Закочевала баба Феня, приняла поздравления. Да и потерялась. Ходит по дому, понять не может, всё кажется, что в гостях. Старый, хоть и ветхий да не такой просторный, но обжит, обихожен, каждый сучок в стене или косяке на сто рядов промыт-отполирован. Затоскует баба Феня, соберётся и идёт в старый дом, приспособленный теперь под амбар, погостить. Походит по старым половицам, потрогает подоконники и переплёты оконные. Вспомнит, как рамы эти с мужиком ставили и называли их «новые рамы», душу отведёт да и домой возвращается.

А сегодня с утра давление кружает. Покидывает бабу Феню то вправо, то влево шатнёт, хорошо, дверей теперь много, в обе комнаты, успевает сама себя ловить в косяках. Дверей много, а жильцов — она одна. Кроме косяков-то, и поддержать некому…

Достав сахарницу, приладила на шишковатый нос очки, выбрала таблетки от давления и отломила ещё половиночку к утренней дозе.

— Погода, поди, ломается, вот голова и чугунеет, — ставит себе диагноз многоопытная баба Феня и вглядывается в хмурое мартовское небо, настёганное ветками черёмух. Кусты безжалостно третий день треплет пронизывающий ветер. В дверь постучались.

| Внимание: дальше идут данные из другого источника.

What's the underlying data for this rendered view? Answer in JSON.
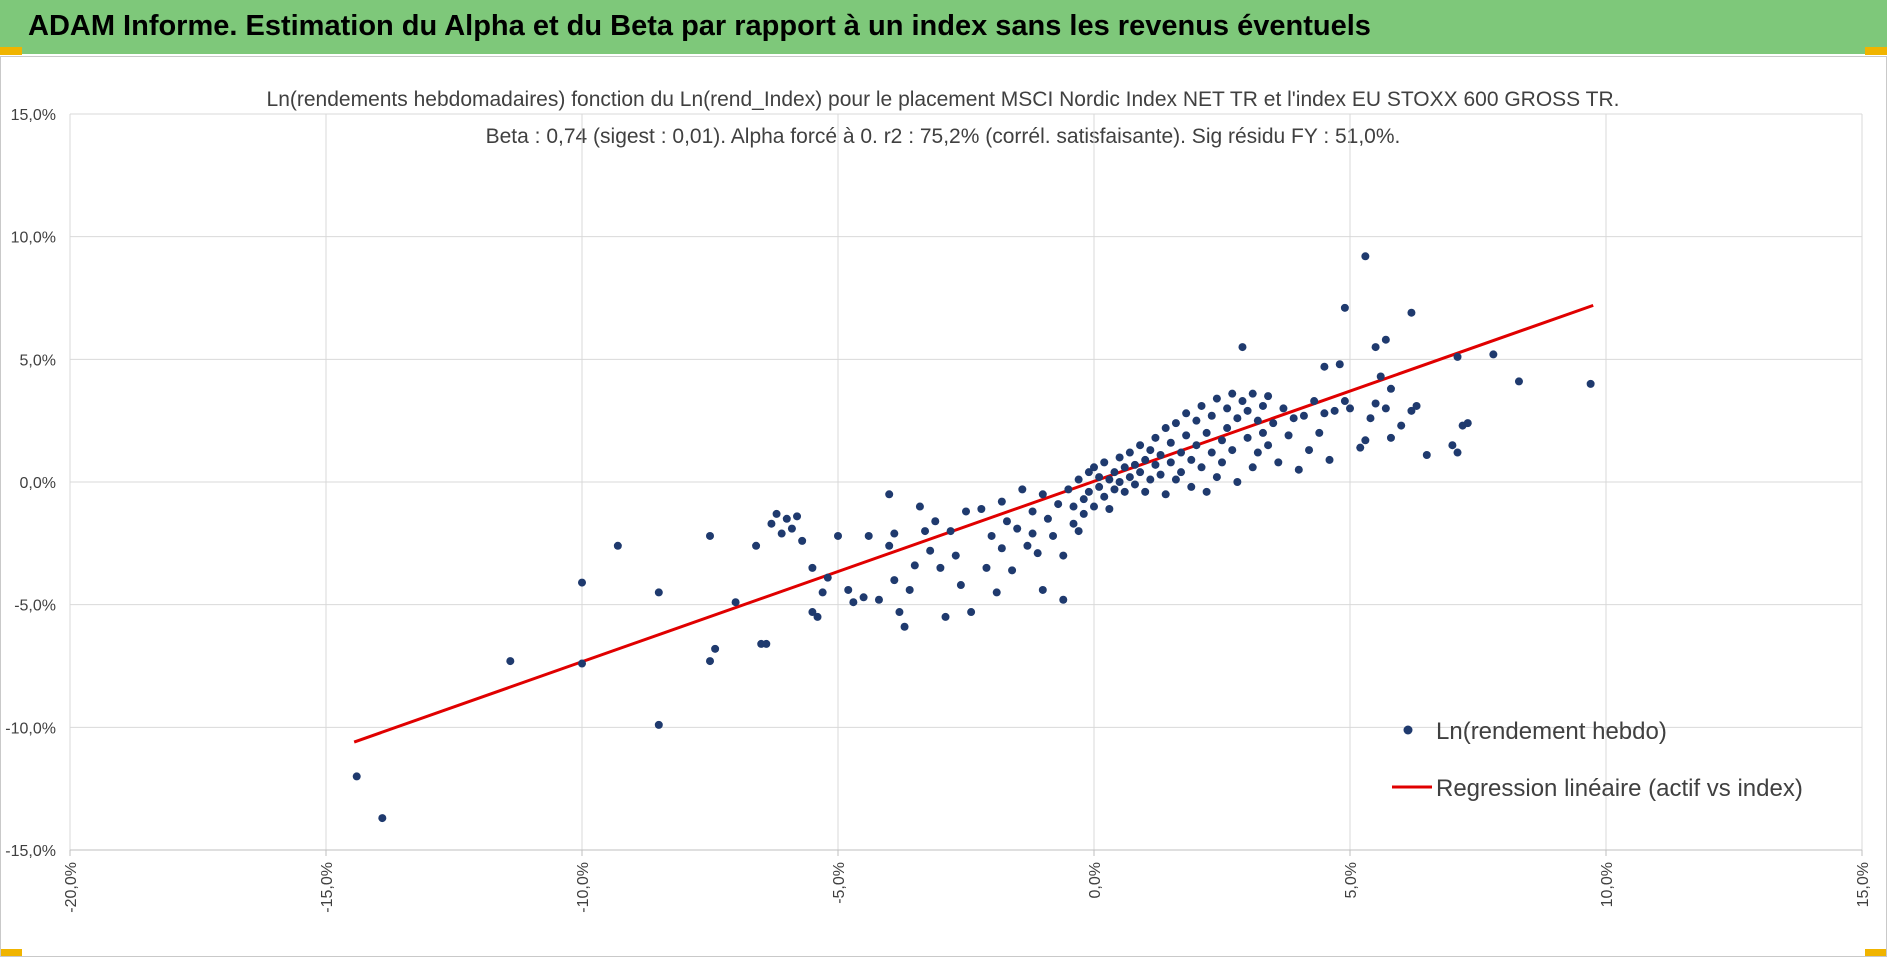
{
  "header": {
    "title": "ADAM Informe. Estimation du Alpha et du Beta par rapport à un index sans les revenus éventuels",
    "bar_color": "#7ec87a",
    "corner_color": "#f0b400"
  },
  "chart_data": {
    "type": "scatter",
    "title": "Ln(rendements hebdomadaires) fonction du Ln(rend_Index) pour le placement MSCI  Nordic Index NET TR et l'index EU STOXX 600 GROSS TR.",
    "subtitle": "Beta : 0,74 (sigest : 0,01).  Alpha forcé à 0. r2 : 75,2% (corrél. satisfaisante). Sig résidu FY : 51,0%.",
    "xlabel": "",
    "ylabel": "",
    "xlim": [
      -0.2,
      0.15
    ],
    "ylim": [
      -0.15,
      0.15
    ],
    "x_ticks": [
      -0.2,
      -0.15,
      -0.1,
      -0.05,
      0.0,
      0.05,
      0.1,
      0.15
    ],
    "x_tick_labels": [
      "-20,0%",
      "-15,0%",
      "-10,0%",
      "-5,0%",
      "0,0%",
      "5,0%",
      "10,0%",
      "15,0%"
    ],
    "y_ticks": [
      -0.15,
      -0.1,
      -0.05,
      0.0,
      0.05,
      0.1,
      0.15
    ],
    "y_tick_labels": [
      "-15,0%",
      "-10,0%",
      "-5,0%",
      "0,0%",
      "5,0%",
      "10,0%",
      "15,0%"
    ],
    "grid": true,
    "legend_position": "bottom-right",
    "series": [
      {
        "name": "Ln(rendement hebdo)",
        "type": "scatter",
        "color": "#1f3a6e",
        "points": [
          [
            -0.144,
            -0.12
          ],
          [
            -0.139,
            -0.137
          ],
          [
            -0.114,
            -0.073
          ],
          [
            -0.1,
            -0.041
          ],
          [
            -0.1,
            -0.074
          ],
          [
            -0.093,
            -0.026
          ],
          [
            -0.085,
            -0.045
          ],
          [
            -0.085,
            -0.099
          ],
          [
            -0.075,
            -0.022
          ],
          [
            -0.074,
            -0.068
          ],
          [
            -0.075,
            -0.073
          ],
          [
            -0.07,
            -0.049
          ],
          [
            -0.066,
            -0.026
          ],
          [
            -0.065,
            -0.066
          ],
          [
            -0.064,
            -0.066
          ],
          [
            -0.063,
            -0.017
          ],
          [
            -0.062,
            -0.013
          ],
          [
            -0.061,
            -0.021
          ],
          [
            -0.06,
            -0.015
          ],
          [
            -0.059,
            -0.019
          ],
          [
            -0.058,
            -0.014
          ],
          [
            -0.057,
            -0.024
          ],
          [
            -0.055,
            -0.035
          ],
          [
            -0.055,
            -0.053
          ],
          [
            -0.054,
            -0.055
          ],
          [
            -0.053,
            -0.045
          ],
          [
            -0.052,
            -0.039
          ],
          [
            -0.05,
            -0.022
          ],
          [
            -0.048,
            -0.044
          ],
          [
            -0.047,
            -0.049
          ],
          [
            -0.045,
            -0.047
          ],
          [
            -0.044,
            -0.022
          ],
          [
            -0.042,
            -0.048
          ],
          [
            -0.04,
            -0.026
          ],
          [
            -0.039,
            -0.021
          ],
          [
            -0.039,
            -0.04
          ],
          [
            -0.038,
            -0.053
          ],
          [
            -0.04,
            -0.005
          ],
          [
            -0.037,
            -0.059
          ],
          [
            -0.036,
            -0.044
          ],
          [
            -0.035,
            -0.034
          ],
          [
            -0.034,
            -0.01
          ],
          [
            -0.033,
            -0.02
          ],
          [
            -0.032,
            -0.028
          ],
          [
            -0.031,
            -0.016
          ],
          [
            -0.03,
            -0.035
          ],
          [
            -0.029,
            -0.055
          ],
          [
            -0.028,
            -0.02
          ],
          [
            -0.027,
            -0.03
          ],
          [
            -0.026,
            -0.042
          ],
          [
            -0.025,
            -0.012
          ],
          [
            -0.024,
            -0.053
          ],
          [
            -0.022,
            -0.011
          ],
          [
            -0.021,
            -0.035
          ],
          [
            -0.02,
            -0.022
          ],
          [
            -0.019,
            -0.045
          ],
          [
            -0.018,
            -0.008
          ],
          [
            -0.018,
            -0.027
          ],
          [
            -0.017,
            -0.016
          ],
          [
            -0.016,
            -0.036
          ],
          [
            -0.015,
            -0.019
          ],
          [
            -0.014,
            -0.003
          ],
          [
            -0.013,
            -0.026
          ],
          [
            -0.012,
            -0.012
          ],
          [
            -0.012,
            -0.021
          ],
          [
            -0.011,
            -0.029
          ],
          [
            -0.01,
            -0.044
          ],
          [
            -0.01,
            -0.005
          ],
          [
            -0.009,
            -0.015
          ],
          [
            -0.008,
            -0.022
          ],
          [
            -0.007,
            -0.009
          ],
          [
            -0.006,
            -0.048
          ],
          [
            -0.006,
            -0.03
          ],
          [
            -0.005,
            -0.003
          ],
          [
            -0.004,
            -0.017
          ],
          [
            -0.004,
            -0.01
          ],
          [
            -0.003,
            0.001
          ],
          [
            -0.003,
            -0.02
          ],
          [
            -0.002,
            -0.007
          ],
          [
            -0.002,
            -0.013
          ],
          [
            -0.001,
            0.004
          ],
          [
            -0.001,
            -0.004
          ],
          [
            0.0,
            -0.01
          ],
          [
            0.0,
            0.006
          ],
          [
            0.001,
            -0.002
          ],
          [
            0.001,
            0.002
          ],
          [
            0.002,
            -0.006
          ],
          [
            0.002,
            0.008
          ],
          [
            0.003,
            0.001
          ],
          [
            0.003,
            -0.011
          ],
          [
            0.004,
            0.004
          ],
          [
            0.004,
            -0.003
          ],
          [
            0.005,
            0.01
          ],
          [
            0.005,
            0.0
          ],
          [
            0.006,
            0.006
          ],
          [
            0.006,
            -0.004
          ],
          [
            0.007,
            0.012
          ],
          [
            0.007,
            0.002
          ],
          [
            0.008,
            0.007
          ],
          [
            0.008,
            -0.001
          ],
          [
            0.009,
            0.015
          ],
          [
            0.009,
            0.004
          ],
          [
            0.01,
            0.009
          ],
          [
            0.01,
            -0.004
          ],
          [
            0.011,
            0.013
          ],
          [
            0.011,
            0.001
          ],
          [
            0.012,
            0.007
          ],
          [
            0.012,
            0.018
          ],
          [
            0.013,
            0.003
          ],
          [
            0.013,
            0.011
          ],
          [
            0.014,
            0.022
          ],
          [
            0.014,
            -0.005
          ],
          [
            0.015,
            0.008
          ],
          [
            0.015,
            0.016
          ],
          [
            0.016,
            0.001
          ],
          [
            0.016,
            0.024
          ],
          [
            0.017,
            0.012
          ],
          [
            0.017,
            0.004
          ],
          [
            0.018,
            0.019
          ],
          [
            0.018,
            0.028
          ],
          [
            0.019,
            0.009
          ],
          [
            0.019,
            -0.002
          ],
          [
            0.02,
            0.015
          ],
          [
            0.02,
            0.025
          ],
          [
            0.021,
            0.031
          ],
          [
            0.021,
            0.006
          ],
          [
            0.022,
            0.02
          ],
          [
            0.022,
            -0.004
          ],
          [
            0.023,
            0.012
          ],
          [
            0.023,
            0.027
          ],
          [
            0.024,
            0.034
          ],
          [
            0.024,
            0.002
          ],
          [
            0.025,
            0.017
          ],
          [
            0.025,
            0.008
          ],
          [
            0.026,
            0.03
          ],
          [
            0.026,
            0.022
          ],
          [
            0.027,
            0.036
          ],
          [
            0.027,
            0.013
          ],
          [
            0.028,
            0.026
          ],
          [
            0.028,
            0.0
          ],
          [
            0.029,
            0.033
          ],
          [
            0.029,
            0.055
          ],
          [
            0.03,
            0.018
          ],
          [
            0.03,
            0.029
          ],
          [
            0.031,
            0.006
          ],
          [
            0.031,
            0.036
          ],
          [
            0.032,
            0.025
          ],
          [
            0.032,
            0.012
          ],
          [
            0.033,
            0.031
          ],
          [
            0.033,
            0.02
          ],
          [
            0.034,
            0.015
          ],
          [
            0.034,
            0.035
          ],
          [
            0.035,
            0.024
          ],
          [
            0.036,
            0.008
          ],
          [
            0.037,
            0.03
          ],
          [
            0.038,
            0.019
          ],
          [
            0.039,
            0.026
          ],
          [
            0.04,
            0.005
          ],
          [
            0.041,
            0.027
          ],
          [
            0.042,
            0.013
          ],
          [
            0.043,
            0.033
          ],
          [
            0.044,
            0.02
          ],
          [
            0.045,
            0.047
          ],
          [
            0.045,
            0.028
          ],
          [
            0.046,
            0.009
          ],
          [
            0.047,
            0.029
          ],
          [
            0.048,
            0.048
          ],
          [
            0.049,
            0.033
          ],
          [
            0.05,
            0.03
          ],
          [
            0.052,
            0.014
          ],
          [
            0.053,
            0.017
          ],
          [
            0.054,
            0.026
          ],
          [
            0.055,
            0.032
          ],
          [
            0.056,
            0.043
          ],
          [
            0.057,
            0.058
          ],
          [
            0.058,
            0.038
          ],
          [
            0.06,
            0.023
          ],
          [
            0.062,
            0.029
          ],
          [
            0.063,
            0.031
          ],
          [
            0.065,
            0.011
          ],
          [
            0.07,
            0.015
          ],
          [
            0.071,
            0.012
          ],
          [
            0.072,
            0.023
          ],
          [
            0.073,
            0.024
          ],
          [
            0.049,
            0.071
          ],
          [
            0.053,
            0.092
          ],
          [
            0.055,
            0.055
          ],
          [
            0.057,
            0.03
          ],
          [
            0.058,
            0.018
          ],
          [
            0.062,
            0.069
          ],
          [
            0.071,
            0.051
          ],
          [
            0.078,
            0.052
          ],
          [
            0.083,
            0.041
          ],
          [
            0.097,
            0.04
          ]
        ]
      },
      {
        "name": "Regression linéaire (actif vs index)",
        "type": "line",
        "color": "#e00000",
        "x": [
          -0.1445,
          0.0975
        ],
        "y": [
          -0.106,
          0.072
        ]
      }
    ]
  }
}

— Заходите, заходите, — обрадовалась баба Феня. Перед Днём Победы зачастили к ней гости: то ребятишки с учительницей, подсобили дрова сложить, то сельсовет раз за разом. А тут женщины незнакомые, неместные.

— Добрый день, Федосья Яковлевна. Мы из соцзащиты и клинической больницы. Диспансеризация ветеранов войны и тружеников тыла. Как себя чувствуете? Присядем, поговорим?